Top 14 – « De mon vivant, je n’ai jamais vu un joueur aussi complet qu’Antoine Dupont » : la chronique de Xavier Garbajosa
Ancien latéral international aux 32 sélections et consultant du midi olympique, Xavier Garbajosa ne pouvait faire autrement que de se concentrer sur la prestation d’Antoine Dupont samedi soir avec le Stade toulousain. Trois essais en moins d’un quart d’heure alors qu’il effectuait son retour en Top 14, le capitaine des Bleus a crevé l’écran. Décryptage.
Comment manquer l’événement du week-end ? Le retour à la compétition d’Antoine Dupont était attendu. Scruté. Espionné. Logiquement, il est notre meilleur vendeur, notre meilleur ambassadeur.
Le Stade toulousain enchaîne deux défaites consécutives, ce qui n’arrive pas souvent. Une réaction était attendue. Le retour d’Antoine tombait donc à point nommé. Beaucoup de gens se posaient cependant des questions. Quel serait son état physique ? Ne fait-il pas trop de choses en dehors du rugby ? Pourquoi n’a-t-il pas joué en Top 14 depuis six mois ? J’ai même lu dans la presse que certains s’inquiétaient de savoir si Dupont avait encore la tête du rugby. Bon… L’avantage c’est qu’il n’a pas besoin de parler pour répondre, il lui suffit de jouer au rugby. C’est ce qu’il a fait sur la pelouse du stade Ernest Wallon, samedi soir. Si certains en doutaient, le rugby passe avant tout. Sa passion pour ce sport est intacte. Alors oui, ses performances lui offrent d’autres opportunités dont il profite avec plaisir. Et ce serait idiot de ne pas le faire. Sauf que ces occasions ne prennent jamais le dessus sur le jeu. Et puis l’avantage, c’est qu’il revient avec le sourire, l’appétit et l’envie de performer.
Avant d’évoquer l’entrée en jeu d’Antoine Dupont autour du 45e minute du match contre Clermont, force est de constater que Toulouse avait déjà fait un gros travail de sape. Vingt points d’avance à la pause, ce n’est pas rien. Le travail était (presque) terminé. Toujours. Lorsque « Toto » est entré en jeu, au-delà de ses qualités, de son insolence, de son envie de rejouer, il a apporté de la confiance à ses partenaires. On l’a vu dans les visages, dans les attitudes. Comme si les gars à côté de lui s’amélioraient simplement grâce à sa présence sur le terrain.
Au lieu d’yeux, il a un radar
Dès notre entrée dans le jeu, tout s’est accéléré. Dupont est un accélérateur de particules.
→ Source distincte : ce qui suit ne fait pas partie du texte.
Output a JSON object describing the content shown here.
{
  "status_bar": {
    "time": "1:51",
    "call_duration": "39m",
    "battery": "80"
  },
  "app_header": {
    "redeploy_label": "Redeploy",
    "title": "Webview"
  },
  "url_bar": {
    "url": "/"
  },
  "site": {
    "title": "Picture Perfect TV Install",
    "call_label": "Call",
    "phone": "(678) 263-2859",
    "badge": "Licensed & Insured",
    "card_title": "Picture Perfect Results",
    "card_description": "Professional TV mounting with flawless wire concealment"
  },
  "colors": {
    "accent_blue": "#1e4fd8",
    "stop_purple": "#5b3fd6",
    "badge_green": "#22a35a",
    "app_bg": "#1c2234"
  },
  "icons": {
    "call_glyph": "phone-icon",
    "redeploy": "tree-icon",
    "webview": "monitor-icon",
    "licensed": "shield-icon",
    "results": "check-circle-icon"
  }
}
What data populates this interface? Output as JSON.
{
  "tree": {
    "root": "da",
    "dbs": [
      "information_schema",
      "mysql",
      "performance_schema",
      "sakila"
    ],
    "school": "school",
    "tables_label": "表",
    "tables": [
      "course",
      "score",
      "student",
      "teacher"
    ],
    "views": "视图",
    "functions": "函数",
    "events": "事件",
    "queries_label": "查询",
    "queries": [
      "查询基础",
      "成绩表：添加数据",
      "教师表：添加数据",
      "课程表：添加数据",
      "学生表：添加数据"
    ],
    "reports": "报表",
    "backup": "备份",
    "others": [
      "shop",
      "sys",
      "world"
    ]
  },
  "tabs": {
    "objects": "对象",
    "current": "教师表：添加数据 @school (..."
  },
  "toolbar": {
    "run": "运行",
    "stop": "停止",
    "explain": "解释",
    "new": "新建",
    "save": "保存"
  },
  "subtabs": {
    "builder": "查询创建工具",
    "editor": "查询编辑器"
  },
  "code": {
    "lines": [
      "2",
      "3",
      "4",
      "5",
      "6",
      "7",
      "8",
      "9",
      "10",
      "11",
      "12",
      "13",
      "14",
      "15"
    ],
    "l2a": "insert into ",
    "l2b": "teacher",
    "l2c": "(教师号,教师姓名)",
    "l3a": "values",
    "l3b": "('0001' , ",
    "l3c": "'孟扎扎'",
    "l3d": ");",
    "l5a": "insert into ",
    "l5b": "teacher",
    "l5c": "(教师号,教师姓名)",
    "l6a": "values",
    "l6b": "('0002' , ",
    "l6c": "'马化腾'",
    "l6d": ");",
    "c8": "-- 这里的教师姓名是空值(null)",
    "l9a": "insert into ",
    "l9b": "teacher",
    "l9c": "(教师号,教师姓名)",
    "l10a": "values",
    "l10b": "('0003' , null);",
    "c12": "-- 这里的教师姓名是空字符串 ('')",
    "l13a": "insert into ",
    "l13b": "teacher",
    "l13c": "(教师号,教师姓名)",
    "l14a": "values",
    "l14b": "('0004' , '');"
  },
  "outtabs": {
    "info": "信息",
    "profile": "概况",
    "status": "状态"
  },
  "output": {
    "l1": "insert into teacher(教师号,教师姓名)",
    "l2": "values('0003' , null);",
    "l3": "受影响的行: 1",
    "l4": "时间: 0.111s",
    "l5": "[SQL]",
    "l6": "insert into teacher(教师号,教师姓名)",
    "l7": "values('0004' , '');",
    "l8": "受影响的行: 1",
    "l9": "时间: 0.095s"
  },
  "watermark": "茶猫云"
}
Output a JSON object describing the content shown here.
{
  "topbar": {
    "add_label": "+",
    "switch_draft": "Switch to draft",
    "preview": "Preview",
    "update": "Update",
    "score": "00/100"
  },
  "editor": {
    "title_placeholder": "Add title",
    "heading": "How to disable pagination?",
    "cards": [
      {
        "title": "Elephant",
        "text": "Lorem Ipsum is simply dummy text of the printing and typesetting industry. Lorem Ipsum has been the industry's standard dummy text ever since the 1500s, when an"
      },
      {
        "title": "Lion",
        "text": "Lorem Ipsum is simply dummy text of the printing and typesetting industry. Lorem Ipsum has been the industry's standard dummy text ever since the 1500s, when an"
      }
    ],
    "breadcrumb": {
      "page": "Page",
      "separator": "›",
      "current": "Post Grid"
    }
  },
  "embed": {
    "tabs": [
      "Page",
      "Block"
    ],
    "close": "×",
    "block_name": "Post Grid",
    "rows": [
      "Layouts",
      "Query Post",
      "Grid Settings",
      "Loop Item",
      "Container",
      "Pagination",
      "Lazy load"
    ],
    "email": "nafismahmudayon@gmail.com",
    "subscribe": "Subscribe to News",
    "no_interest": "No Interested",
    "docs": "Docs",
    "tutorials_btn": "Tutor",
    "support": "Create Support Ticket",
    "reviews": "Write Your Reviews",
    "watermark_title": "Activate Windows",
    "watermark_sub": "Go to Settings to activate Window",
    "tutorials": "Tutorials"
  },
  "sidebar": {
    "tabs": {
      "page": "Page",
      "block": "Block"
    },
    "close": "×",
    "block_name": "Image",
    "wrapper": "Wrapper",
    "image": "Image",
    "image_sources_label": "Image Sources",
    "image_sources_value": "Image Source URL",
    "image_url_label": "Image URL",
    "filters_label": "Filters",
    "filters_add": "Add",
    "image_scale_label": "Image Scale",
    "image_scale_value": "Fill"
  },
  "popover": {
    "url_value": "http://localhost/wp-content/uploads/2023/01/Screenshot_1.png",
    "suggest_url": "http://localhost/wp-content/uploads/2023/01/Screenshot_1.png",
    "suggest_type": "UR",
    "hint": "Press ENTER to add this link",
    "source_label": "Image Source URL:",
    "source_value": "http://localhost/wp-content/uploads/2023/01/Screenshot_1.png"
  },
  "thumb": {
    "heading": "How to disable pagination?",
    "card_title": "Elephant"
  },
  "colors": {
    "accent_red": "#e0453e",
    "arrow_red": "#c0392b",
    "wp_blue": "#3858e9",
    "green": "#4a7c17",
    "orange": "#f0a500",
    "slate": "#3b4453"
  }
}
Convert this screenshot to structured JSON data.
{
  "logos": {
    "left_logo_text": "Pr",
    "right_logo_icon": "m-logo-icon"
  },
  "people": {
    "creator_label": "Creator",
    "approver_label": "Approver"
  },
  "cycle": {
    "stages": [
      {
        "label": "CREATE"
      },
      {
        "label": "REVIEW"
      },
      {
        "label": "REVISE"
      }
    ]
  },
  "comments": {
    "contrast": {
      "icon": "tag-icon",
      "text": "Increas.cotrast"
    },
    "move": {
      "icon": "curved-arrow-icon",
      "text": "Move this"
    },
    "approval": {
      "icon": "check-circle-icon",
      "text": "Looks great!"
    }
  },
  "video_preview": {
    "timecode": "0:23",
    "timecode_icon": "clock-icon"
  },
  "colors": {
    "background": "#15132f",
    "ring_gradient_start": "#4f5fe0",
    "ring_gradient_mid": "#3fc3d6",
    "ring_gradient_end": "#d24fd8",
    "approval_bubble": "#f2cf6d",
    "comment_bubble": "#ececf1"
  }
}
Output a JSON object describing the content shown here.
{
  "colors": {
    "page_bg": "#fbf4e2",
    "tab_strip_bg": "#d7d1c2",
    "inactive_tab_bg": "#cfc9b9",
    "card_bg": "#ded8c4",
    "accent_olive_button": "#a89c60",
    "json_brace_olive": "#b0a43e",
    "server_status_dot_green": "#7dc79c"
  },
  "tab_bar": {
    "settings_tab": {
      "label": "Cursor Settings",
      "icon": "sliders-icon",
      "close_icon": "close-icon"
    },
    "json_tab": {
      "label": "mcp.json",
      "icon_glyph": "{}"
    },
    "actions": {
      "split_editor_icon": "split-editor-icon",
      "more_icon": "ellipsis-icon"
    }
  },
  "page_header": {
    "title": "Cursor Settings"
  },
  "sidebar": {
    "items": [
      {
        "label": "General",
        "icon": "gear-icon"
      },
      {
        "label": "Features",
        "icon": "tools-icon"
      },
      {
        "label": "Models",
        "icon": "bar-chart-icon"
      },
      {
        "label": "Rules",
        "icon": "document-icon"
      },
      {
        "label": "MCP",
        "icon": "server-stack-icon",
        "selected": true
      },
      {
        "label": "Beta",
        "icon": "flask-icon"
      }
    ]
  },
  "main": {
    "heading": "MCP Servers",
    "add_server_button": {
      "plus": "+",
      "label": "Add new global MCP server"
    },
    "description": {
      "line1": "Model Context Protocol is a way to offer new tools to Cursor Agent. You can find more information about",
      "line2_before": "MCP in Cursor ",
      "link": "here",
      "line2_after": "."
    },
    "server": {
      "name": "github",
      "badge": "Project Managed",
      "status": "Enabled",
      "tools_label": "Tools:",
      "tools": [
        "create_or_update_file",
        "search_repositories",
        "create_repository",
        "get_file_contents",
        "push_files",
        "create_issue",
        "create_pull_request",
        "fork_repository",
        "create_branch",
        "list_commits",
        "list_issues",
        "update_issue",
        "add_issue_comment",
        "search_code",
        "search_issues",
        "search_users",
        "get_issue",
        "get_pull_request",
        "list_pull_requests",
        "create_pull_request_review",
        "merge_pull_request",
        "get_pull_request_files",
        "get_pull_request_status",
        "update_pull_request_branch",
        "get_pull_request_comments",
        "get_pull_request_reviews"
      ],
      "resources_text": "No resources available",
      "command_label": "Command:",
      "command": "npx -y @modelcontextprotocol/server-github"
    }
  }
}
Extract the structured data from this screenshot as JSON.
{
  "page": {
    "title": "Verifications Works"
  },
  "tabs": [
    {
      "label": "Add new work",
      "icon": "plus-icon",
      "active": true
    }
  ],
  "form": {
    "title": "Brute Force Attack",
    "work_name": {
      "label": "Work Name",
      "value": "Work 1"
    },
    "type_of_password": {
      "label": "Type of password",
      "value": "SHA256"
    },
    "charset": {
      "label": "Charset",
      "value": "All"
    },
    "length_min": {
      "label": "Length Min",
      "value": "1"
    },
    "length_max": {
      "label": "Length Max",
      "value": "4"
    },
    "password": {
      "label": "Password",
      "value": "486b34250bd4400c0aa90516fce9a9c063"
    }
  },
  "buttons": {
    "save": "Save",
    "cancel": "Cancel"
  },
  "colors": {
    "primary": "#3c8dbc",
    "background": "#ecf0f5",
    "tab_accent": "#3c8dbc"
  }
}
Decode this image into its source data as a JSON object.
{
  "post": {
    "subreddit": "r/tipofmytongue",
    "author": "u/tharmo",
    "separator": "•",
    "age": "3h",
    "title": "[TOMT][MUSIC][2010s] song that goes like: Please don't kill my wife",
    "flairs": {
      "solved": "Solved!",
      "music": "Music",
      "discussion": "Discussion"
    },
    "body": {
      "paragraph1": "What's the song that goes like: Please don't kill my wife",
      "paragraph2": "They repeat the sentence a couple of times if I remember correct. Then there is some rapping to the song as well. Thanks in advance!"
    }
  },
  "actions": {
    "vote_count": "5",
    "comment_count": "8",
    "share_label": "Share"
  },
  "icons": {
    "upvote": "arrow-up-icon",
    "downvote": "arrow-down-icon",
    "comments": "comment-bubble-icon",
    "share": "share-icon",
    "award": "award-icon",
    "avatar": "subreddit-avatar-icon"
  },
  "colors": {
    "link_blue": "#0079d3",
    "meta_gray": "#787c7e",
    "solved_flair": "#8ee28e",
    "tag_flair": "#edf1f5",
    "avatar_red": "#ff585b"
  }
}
Un exemple ? A l’origine de son premier essai, il y a un ballon porté qui biaise vers la ligne de touche. Antoine a alors l’intelligence et l’expérience pour sortir le ballon plutôt que de poursuivre l’affrontement. Il trouve Théo Ntamack qui gagne la ligne d’avantage et en collant le ballon tout en prenant l’information, il voit que les défenseurs clermontois partent vite vers l’extérieur, ce qui lui permet de prendre l’intérieur. Il s’agit d’intelligence situationnelle. Au lieu d’yeux, il dispose d’un radar qui lui permet d’avoir une longueur d’avance. A la sortie du maul, il a les mains sur le ballon mais déjà la tête haute. Comme s’il conduisait un bus. Sa capacité d’exécution, car Dupont est aussi une boule de puissance, lui permet de faire le reste.
Ses deux dernières tentatives illustrent aussi des efforts physiques que le spectateur moyen ne voit pas forcément. Dès qu’il y a une initiative d’un de ses partenaires, elle se projette en avant. Il anticipe. Parfois ça ne marche pas ce qui l’oblige à remettre les gaz pour coller au ballon. Mais quand ça marche, c’est une longueur d’avance sur les autres. Au deuxième essai, il se projette très vite dans le camp adverse. Comme s’il avait anticipé la traversée d’Ahki, puis de Capuozzo. En fait, il a peu de mouvements à faible intensité. Sur les efforts sans ballon, il est impressionnant. Vraiment. Regardez à nouveau sa dernière tentative. Certes, il a sans doute une fraîcheur que n’ont plus les joueurs qui ont débuté le match, mais quand même. Capuozzo perce et relève la tête. Dupont lève la main. L’international italien frappe loin devant. Et là, wow… Je l’avoue : de mon vivant, je n’ai jamais vu un joueur aussi complet que lui.